• Sonuç bulunamadı

Osmanlı İmparatorluğu’nda Mardin’e göre seçkinleri üç ana başlık altında inceleyebiliriz. Askeri seçkinler (Yeniçeriler), İlmi ve Hukuki seçkinleri ifade eden Ulema (İlmiye Sınıfı) ve padişahla temasta olan idareciler organizasyonu. Şerif Mardin bu üç seçkin grubun arasından ulemanın yani ilmiye sınıfının Osmanlının son döneminde batılılaşma çabalarının kurumsal bir görünüme büründüğünü Tanzimat dönemi boyunca ne gibi etki ve rollerin olduğunu seçkin kuramlarla ifade etmenin sadece şekli olacağını ifade etmiştir (Mardin, 1992: 263–268). Çağdaş batı tarihinin siyasal bünyelerini oluşturan birimler, kökenleri bakımından ya siyasal ya da ırkla

ilgili iken Doğu tarihinde siyasal bünyenin temeli genel olarak ideolojiktir (Mardin, 1993: 70). Bu açıklamayla Türk moderlenmesinde gerçekleşen olayların bağlı olduğu olgular tarihsel bir gelişim çerçevesinde ideolojik niteliğini öncellemesede gerçekte çok önemli bir faktördür.

Tüm bunların ışığında Osmanlı da seçkinci yapıyı ve Osmanlı’dan Cumhuriyet’e seçkinci yapının dönüşümünü temelde, Fatih Sultan Mehmet Han’ın İstanbul’u fethederek ardından sadrazamlık makamına Türk asıllı Çandarlı Halil paşanın yerine, devşirme Zaganos Paşayı getirmesinde bulabiliriz. Bu şekilde Osmanlı’da her alanda olduğu gibi Osmanlı seçkinler yapısında da yeni bir dönem başlamıştır.

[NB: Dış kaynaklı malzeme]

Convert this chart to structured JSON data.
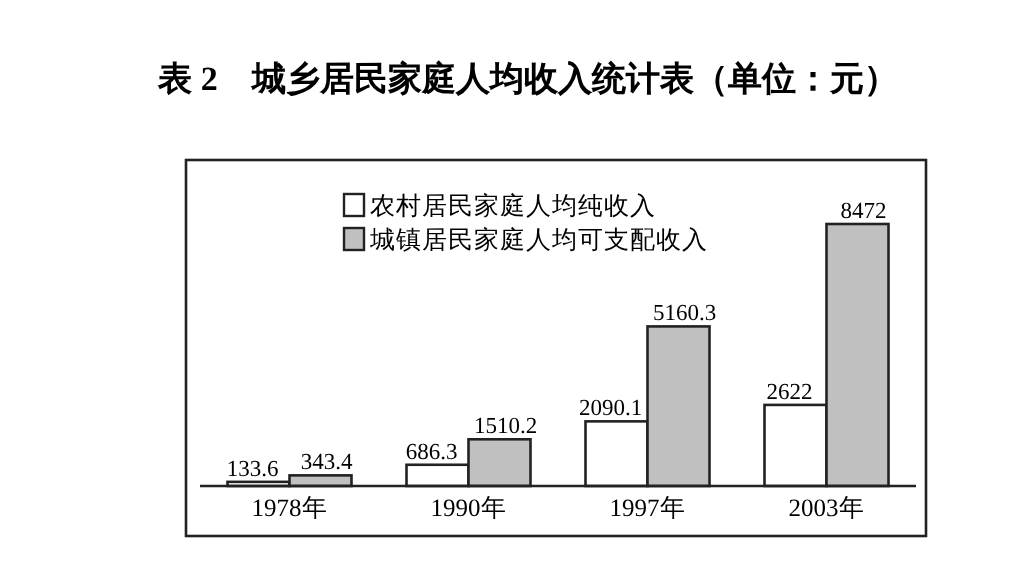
{
  "chart_data": {
    "type": "bar",
    "title": "表 2　城乡居民家庭人均收入统计表（单位：元）",
    "categories": [
      "1978年",
      "1990年",
      "1997年",
      "2003年"
    ],
    "series": [
      {
        "name": "农村居民家庭人均纯收入",
        "color": "#ffffff",
        "values": [
          133.6,
          686.3,
          2090.1,
          2622
        ]
      },
      {
        "name": "城镇居民家庭人均可支配收入",
        "color": "#c0c0c0",
        "values": [
          343.4,
          1510.2,
          5160.3,
          8472
        ]
      }
    ],
    "data_labels": true,
    "legend": "top right"
  }
}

Osmanlı İmparatorluğunda Devşirme Sisteminin, yöneten-yönetilen ilişkisi açısından ve iktidarı yönlendirenler olarak değerlendirilmesi son derece önemlidir. Yakın geçmişe gelinceye değin, Türk toplumunun tarihsel değişimi içinde en etkili en uzun ömürlü seçkin grubunu, kuşkusuz bir bürokrat seçkinler grubu oluşturuyordu. Yüzyıllar boyu yaşayan, sınırları çok geniş bir imparatorluğun, yetkileri ne ölçüde sultanda toplanmış olursa olsun, çok güçlü bir bürokrasi oluşturması kaçınılmazdı. Devlet örgütüne egemen olan bürokrat seçkinler, Osmanlı dönemindeki önemli değişimlerde oynadıkları rolü, Cumhuriyet Türkiye’sinde de uzun süre sürdürdüler (Çaylak, 1998: 21–98).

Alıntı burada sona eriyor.